When I was planning my wedding 13 years ago, I would ride the train in to the city and practice my thank you speech that I was going to give at our reception.  For five months, I would get through almost the whole speech but would choke up when I would get to the part where I thanked my father.  See, my dad and I are not what you call demonstrative people and we're not much for talking about our feelings.  I love my father, he loves me, but we really don't need to talk about it.

On my big day, it was time for the thank you speech and wouldn't you know it, I got to the part about my dad and started tearing up.  The only way I could keep from becoming a blubbering mess was to immediately move on and make fun of my brother about actually showing up... in a tux.

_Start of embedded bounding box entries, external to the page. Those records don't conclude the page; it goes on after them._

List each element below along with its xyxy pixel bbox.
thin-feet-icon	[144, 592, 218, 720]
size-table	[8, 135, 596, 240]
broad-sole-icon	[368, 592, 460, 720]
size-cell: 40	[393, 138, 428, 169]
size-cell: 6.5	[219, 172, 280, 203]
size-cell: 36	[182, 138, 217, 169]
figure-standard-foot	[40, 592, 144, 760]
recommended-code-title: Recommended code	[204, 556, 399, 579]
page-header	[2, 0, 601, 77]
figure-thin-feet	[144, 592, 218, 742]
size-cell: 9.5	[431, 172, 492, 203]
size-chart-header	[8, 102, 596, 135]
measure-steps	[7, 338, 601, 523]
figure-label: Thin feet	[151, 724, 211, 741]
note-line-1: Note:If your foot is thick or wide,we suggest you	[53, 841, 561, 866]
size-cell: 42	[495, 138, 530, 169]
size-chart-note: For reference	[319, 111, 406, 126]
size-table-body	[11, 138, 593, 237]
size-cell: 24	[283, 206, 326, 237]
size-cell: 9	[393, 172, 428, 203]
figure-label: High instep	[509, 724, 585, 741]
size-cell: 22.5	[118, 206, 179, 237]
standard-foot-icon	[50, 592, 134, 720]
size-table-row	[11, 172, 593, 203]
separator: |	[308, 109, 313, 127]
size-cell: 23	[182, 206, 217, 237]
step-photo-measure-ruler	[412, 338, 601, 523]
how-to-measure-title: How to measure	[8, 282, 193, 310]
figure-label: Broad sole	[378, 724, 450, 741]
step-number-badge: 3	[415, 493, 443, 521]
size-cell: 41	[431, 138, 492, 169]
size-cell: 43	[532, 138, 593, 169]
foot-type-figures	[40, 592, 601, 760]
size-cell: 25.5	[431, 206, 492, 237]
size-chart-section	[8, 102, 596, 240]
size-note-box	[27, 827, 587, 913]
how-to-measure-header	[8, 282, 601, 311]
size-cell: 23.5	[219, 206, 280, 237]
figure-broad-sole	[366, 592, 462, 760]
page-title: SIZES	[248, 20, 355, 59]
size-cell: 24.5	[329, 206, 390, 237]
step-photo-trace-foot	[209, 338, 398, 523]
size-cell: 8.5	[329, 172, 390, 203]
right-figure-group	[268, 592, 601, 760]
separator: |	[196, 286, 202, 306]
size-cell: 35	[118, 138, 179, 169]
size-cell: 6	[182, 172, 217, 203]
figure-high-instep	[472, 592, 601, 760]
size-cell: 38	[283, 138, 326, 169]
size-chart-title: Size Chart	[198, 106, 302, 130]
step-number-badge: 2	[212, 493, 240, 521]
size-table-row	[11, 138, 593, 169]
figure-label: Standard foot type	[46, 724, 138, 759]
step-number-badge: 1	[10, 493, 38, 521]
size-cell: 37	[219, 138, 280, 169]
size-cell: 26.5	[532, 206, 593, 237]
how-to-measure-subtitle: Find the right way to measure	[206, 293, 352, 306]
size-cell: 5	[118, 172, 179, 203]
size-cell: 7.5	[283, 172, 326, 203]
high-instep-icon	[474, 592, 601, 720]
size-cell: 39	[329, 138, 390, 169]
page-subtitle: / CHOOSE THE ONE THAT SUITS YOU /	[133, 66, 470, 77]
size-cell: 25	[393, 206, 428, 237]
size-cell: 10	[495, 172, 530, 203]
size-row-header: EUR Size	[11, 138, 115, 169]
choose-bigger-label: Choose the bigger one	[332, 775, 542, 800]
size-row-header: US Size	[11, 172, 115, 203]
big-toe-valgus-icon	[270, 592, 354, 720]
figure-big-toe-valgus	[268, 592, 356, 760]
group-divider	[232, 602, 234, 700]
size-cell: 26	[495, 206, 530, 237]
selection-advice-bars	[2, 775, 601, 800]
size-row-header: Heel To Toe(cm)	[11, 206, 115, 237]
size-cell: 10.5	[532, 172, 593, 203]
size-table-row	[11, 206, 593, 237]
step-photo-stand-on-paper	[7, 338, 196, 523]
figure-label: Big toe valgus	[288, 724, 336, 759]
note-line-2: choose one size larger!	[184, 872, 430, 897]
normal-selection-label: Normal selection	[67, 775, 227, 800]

Thank you for being a man worth tearing up for, Dad.


All my life, on the rare occasions that my dad would call me, he would announce himself by saying, "Yeah, Andrea? This is your father. Gary Gordon."  For years, whenever he called, that's what he would say.  It always struck me as hilarious, but I didn't, not for years, say anything to him about it.  I would just wait to see if he greeted me the same way next time he called. Which, sure enough, he did.

Finally, it got to be too much and I responded with, "As opposed to my father, Mick Jagger?"

I'm not sure my dad even knows who Mick Jagger is.  So I explained how it was funny that he always made sure to tell me it was my father calling. And then say his whole name. Like I couldn't figure out who he meant if he just said it was Dad.  He laughed a bit, not completely understanding why I thought the whole thing was funny.

And next time he called?  "Yeah, Andrea? This is your father. Gary Gordon." 


Thank you for being my father. Gary Gordon. I couldn't imagine any man better for the job.